The new buzzword, cloud computing, is currently doing rounds of the market and is creating all sorts of new confusions. Some think it is the next big trend in IT. Others feel it is just utility computing silk-wrapped in a newer term.

It isn't only the buzzword that's causing confusion. With few vendors and almost every analyst defining cloud computing differently, the term has taken on an extremely fuzzy aura. To clear the haze and make some sense of the new concept, read on. We'll try to help figure out what cloud computing really means, how disruptive it is, what are its potential advantages and disadvantages and, most importantly, if enterprises are ready for it.

The Story So Far...

In the more traditional information technology setup of an organization, IT shops vehemently believe in the procure-and-provision approach when they have to deploy a new application, infrastructure or service.
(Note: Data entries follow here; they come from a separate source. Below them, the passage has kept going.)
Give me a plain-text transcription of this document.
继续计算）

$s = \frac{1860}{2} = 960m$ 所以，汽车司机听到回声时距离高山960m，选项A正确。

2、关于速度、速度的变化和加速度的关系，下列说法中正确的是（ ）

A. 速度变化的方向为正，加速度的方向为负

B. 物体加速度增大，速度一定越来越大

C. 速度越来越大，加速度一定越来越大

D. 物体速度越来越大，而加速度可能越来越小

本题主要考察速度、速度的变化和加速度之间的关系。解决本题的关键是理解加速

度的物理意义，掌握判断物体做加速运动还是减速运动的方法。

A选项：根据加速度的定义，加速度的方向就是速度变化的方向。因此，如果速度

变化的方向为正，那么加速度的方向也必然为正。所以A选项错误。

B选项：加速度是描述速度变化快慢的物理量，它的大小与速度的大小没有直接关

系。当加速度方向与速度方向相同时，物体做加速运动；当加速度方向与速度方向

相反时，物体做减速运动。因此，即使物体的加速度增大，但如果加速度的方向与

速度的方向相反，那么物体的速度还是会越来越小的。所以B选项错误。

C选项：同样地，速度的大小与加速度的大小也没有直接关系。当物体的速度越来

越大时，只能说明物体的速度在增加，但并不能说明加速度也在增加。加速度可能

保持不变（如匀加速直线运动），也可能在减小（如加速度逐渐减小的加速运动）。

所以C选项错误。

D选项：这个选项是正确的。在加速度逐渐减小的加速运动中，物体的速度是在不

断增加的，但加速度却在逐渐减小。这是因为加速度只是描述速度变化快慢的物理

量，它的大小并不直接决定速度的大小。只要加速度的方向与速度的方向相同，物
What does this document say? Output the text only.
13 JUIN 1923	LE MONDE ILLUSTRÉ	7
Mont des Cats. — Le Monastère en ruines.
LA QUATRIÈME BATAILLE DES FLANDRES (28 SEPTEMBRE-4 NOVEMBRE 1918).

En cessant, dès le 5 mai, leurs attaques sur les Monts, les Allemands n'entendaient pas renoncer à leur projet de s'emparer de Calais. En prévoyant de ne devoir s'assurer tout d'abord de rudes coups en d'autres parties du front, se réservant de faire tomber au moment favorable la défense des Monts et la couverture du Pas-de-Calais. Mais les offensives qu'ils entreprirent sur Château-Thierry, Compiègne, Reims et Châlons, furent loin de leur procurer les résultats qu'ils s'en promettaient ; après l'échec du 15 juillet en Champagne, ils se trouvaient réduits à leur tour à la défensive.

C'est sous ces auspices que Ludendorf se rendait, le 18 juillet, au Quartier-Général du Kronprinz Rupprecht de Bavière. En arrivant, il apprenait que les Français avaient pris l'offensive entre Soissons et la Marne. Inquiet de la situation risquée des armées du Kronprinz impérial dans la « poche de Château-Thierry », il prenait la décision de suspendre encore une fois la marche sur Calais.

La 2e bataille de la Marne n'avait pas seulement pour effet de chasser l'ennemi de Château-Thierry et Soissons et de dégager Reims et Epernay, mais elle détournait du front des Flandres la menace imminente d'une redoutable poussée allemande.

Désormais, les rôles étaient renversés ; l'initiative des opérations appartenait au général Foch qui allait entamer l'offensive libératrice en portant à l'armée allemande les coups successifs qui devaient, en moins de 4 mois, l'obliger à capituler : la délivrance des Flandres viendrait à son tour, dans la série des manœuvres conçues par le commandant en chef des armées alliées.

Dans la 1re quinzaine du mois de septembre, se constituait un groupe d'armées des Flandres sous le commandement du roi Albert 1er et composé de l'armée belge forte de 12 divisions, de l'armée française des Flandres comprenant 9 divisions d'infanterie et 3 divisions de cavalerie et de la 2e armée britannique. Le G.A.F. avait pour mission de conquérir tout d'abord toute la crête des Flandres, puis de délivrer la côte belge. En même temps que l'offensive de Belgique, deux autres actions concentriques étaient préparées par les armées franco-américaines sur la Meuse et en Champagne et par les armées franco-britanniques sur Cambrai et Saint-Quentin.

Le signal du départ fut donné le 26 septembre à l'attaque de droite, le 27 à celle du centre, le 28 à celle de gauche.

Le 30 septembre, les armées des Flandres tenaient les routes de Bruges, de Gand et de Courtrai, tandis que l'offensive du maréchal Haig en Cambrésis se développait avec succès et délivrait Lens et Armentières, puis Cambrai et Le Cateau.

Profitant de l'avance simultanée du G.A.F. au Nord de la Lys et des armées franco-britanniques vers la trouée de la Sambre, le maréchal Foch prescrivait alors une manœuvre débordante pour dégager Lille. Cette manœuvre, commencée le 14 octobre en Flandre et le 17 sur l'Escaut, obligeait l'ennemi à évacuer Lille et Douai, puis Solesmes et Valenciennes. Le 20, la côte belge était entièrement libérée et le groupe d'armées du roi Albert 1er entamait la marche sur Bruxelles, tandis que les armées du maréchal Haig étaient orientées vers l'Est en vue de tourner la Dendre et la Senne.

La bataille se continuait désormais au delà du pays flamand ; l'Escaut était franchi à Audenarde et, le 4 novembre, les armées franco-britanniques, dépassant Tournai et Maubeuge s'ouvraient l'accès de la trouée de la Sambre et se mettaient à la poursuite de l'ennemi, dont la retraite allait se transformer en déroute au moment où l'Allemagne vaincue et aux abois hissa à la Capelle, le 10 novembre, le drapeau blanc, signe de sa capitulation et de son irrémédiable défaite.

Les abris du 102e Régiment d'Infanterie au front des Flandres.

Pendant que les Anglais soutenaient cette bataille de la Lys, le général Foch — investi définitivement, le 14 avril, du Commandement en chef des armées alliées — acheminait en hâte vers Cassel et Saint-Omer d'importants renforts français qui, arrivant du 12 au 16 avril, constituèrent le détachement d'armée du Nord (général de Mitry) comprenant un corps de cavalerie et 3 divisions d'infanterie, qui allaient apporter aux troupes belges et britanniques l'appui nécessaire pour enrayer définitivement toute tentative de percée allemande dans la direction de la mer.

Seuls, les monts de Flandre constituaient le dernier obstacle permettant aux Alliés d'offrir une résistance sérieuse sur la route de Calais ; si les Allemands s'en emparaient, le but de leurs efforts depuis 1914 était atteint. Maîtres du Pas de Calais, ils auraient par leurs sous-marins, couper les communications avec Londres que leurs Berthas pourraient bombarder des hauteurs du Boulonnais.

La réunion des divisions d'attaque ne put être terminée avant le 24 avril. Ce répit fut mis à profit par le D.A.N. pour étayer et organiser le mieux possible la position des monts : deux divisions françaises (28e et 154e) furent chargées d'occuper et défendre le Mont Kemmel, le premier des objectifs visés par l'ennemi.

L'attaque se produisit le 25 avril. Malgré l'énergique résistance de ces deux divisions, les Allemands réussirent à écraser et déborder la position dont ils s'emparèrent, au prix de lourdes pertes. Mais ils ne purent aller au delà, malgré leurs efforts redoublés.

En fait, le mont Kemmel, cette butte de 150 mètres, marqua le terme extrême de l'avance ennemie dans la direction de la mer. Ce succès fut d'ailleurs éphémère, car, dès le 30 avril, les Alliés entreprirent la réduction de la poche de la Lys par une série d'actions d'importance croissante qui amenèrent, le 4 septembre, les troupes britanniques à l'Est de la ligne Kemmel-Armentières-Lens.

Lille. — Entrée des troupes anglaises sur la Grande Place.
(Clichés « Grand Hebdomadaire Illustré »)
The problem of IT not being able to keep up with business demands stems from this conventional approach.

More businesses need to react in Internet time and decrease time-to-market if they want to react to changes in the market and stay ahead of their competitors. But today IT is required to fulfill lengthy approval processes to procure infrastructure. And when infrastructure is approved, it still has to be assigned and prepped.

Forrester's principal analyst, James Staten, lays down the three reasons why it is difficult for enterprise IT to respond quickly to the business's dynamic requirements:

Capacity planning is too difficult: determining whether a datacenter can accommodate another service, where it should go, and what moves and what provisioning needs to take place to make room for a new service is time consuming. There's also a lack of good tools in this area. This is the main culprit for long deployment queues in most IT shops.